BBTV – Quem foi o Fábio Guerra, para além do polícia? Quem era este filho, este irmão, este tio?

Elsa Guerra – “O meu, o nosso menino que punha a família, sempre, em primeiro lugar.
Aquele que estava sempre ali para mim, para nós, o amor puro e sincero, que tinha sempre um gesto, uma palavra, um carinho, o meu menino que telefonava todos os dias, várias vezes, para saber como estávamos. Mano babado, maluco pelas irmãs, sempre preocupado, irmão sempre presente.
As folgas eram, quase sempre, passadas conosco. Amigo, alegria, amor, dedicação, genuíno, com um coração enorme.
Não existem palavras suficientes que descrevam o Fábio como filho, irmão, tio, neto, amigo”.
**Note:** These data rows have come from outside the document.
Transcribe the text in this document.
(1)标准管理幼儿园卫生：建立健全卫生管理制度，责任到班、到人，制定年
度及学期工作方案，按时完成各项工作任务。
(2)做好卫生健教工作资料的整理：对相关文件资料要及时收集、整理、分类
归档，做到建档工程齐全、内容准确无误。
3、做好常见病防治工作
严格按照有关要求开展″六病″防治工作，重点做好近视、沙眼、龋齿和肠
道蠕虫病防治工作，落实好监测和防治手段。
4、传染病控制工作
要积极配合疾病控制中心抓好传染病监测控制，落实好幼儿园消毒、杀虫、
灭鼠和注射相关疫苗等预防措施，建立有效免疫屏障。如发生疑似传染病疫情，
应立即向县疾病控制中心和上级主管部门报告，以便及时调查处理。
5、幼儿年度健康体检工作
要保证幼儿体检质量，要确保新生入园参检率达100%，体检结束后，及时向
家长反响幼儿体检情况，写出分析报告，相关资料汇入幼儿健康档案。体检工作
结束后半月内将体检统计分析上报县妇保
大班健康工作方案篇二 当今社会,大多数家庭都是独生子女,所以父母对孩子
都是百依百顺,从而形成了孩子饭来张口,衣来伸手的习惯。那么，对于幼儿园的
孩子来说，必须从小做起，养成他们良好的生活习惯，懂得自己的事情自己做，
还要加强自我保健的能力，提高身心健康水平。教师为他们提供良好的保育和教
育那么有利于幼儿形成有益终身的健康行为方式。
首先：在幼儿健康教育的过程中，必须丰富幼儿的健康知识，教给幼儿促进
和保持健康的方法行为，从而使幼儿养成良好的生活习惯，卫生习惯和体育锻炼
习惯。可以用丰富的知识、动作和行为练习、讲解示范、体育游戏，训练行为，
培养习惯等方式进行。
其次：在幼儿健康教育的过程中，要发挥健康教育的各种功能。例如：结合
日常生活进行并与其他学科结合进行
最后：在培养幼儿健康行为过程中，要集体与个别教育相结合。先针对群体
BBTV – Ainda lhe escreve, todos os dias?

Elsa Guerra – “Sim”.

BBTV – O que lhe diria hoje, se pudesse?

Elsa Guerra – “Que tenho saudades dele, que o Amo muito e vou amar sempre 💕”.

BBTV – Onde querem levar a causa do Fábio?

Elsa Guerra – “Até ser feita justiça. Vamos lutar até ao fim”.